FREE WHITEWATER

Planning: Legislating Aesthetics

One of the challenges of government planning is how quickly it slips from mere rules to compete, to seeking to engineer a quantitative outcome, to seeking to engineer intangible preferences of aesthetics. So one goes from paperwork to start a business, to the number of business types a community may have, to what colors the storefronts of those businesses can be. That’s where comprehensive planning leads — to any number of concerns about wholly subjective matters like color preferences or supposed ideas about which modes of life have ‘higher quality.’

It’s natural that a person, in his own home, might prefer one color of tapestry over another. It’s an audacious stretch, though, for a public body or city to legislate in favor of some preferences, and not others, in color of a sign, etc.

I can well understand that those who are on a planning board are interested in these matters in their own lives; I’ll stipulate that they’re all likely to be very tasteful in their private choices, too. What I don’t believe is that their public role should include limiting your private choices.

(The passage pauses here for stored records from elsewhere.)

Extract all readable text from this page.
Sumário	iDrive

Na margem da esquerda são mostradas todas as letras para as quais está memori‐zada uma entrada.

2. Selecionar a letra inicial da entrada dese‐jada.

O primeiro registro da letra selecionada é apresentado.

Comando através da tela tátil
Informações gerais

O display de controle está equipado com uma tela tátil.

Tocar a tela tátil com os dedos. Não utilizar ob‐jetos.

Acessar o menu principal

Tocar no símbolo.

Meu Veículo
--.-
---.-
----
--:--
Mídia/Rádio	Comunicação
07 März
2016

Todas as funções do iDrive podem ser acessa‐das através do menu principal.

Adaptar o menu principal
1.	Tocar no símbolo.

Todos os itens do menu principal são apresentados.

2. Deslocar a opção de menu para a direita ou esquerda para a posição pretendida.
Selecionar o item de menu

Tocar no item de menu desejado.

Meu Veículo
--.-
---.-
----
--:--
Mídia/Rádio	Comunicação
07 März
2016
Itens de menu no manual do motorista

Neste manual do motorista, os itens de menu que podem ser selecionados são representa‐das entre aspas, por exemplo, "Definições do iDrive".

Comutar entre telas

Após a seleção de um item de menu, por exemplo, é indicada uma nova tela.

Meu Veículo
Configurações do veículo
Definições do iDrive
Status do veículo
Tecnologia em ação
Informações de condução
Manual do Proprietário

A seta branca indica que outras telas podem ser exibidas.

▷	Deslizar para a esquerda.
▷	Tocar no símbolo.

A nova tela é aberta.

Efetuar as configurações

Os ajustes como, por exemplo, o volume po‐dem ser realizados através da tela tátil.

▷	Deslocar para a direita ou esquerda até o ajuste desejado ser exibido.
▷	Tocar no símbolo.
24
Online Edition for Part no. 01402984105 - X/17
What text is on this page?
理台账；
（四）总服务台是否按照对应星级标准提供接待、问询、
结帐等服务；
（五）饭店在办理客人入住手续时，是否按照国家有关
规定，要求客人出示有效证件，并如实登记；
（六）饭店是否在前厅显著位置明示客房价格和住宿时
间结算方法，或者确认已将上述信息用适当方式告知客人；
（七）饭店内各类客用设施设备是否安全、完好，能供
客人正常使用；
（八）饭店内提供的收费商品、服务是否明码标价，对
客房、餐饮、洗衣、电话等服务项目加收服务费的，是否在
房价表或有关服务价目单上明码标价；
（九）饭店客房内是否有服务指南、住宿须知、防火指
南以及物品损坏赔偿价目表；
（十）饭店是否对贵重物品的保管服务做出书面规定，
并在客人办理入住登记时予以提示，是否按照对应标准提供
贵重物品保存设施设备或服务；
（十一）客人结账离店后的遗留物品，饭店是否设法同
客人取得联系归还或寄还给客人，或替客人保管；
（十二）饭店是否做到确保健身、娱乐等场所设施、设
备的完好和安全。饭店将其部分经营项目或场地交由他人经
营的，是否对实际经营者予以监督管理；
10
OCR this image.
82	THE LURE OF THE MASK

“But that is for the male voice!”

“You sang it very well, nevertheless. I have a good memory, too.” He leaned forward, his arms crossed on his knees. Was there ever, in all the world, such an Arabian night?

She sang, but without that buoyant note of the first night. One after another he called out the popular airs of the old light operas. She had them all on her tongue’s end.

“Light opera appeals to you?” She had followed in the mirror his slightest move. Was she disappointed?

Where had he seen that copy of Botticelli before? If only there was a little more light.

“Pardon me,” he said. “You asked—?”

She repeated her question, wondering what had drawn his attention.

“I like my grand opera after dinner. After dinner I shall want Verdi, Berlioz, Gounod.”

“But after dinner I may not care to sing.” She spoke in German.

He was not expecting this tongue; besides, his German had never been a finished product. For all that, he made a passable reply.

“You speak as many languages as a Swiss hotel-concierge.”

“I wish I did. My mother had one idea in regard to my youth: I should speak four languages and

If you want a sign of a certain color on your business, so be it. If you choose well, the community will find your establishment more attractive and enticing; if you choose poorly, customers will shun you. You should be free to make your own choice, and I do not believe that a public body should constrain you.

A group of planners will never know or follow aesthetic trends so well as all the community. Rejecting choices, or requiring a great explanation for them, will slow development and use of new styles, color combinations, etc.

That other communities also restrict choices does not mean that we should also — it need not be that way.

We would do well, I think, if we trouble ourselves less about these matters, and if we discourage others from being so occupied and intrusive about them also.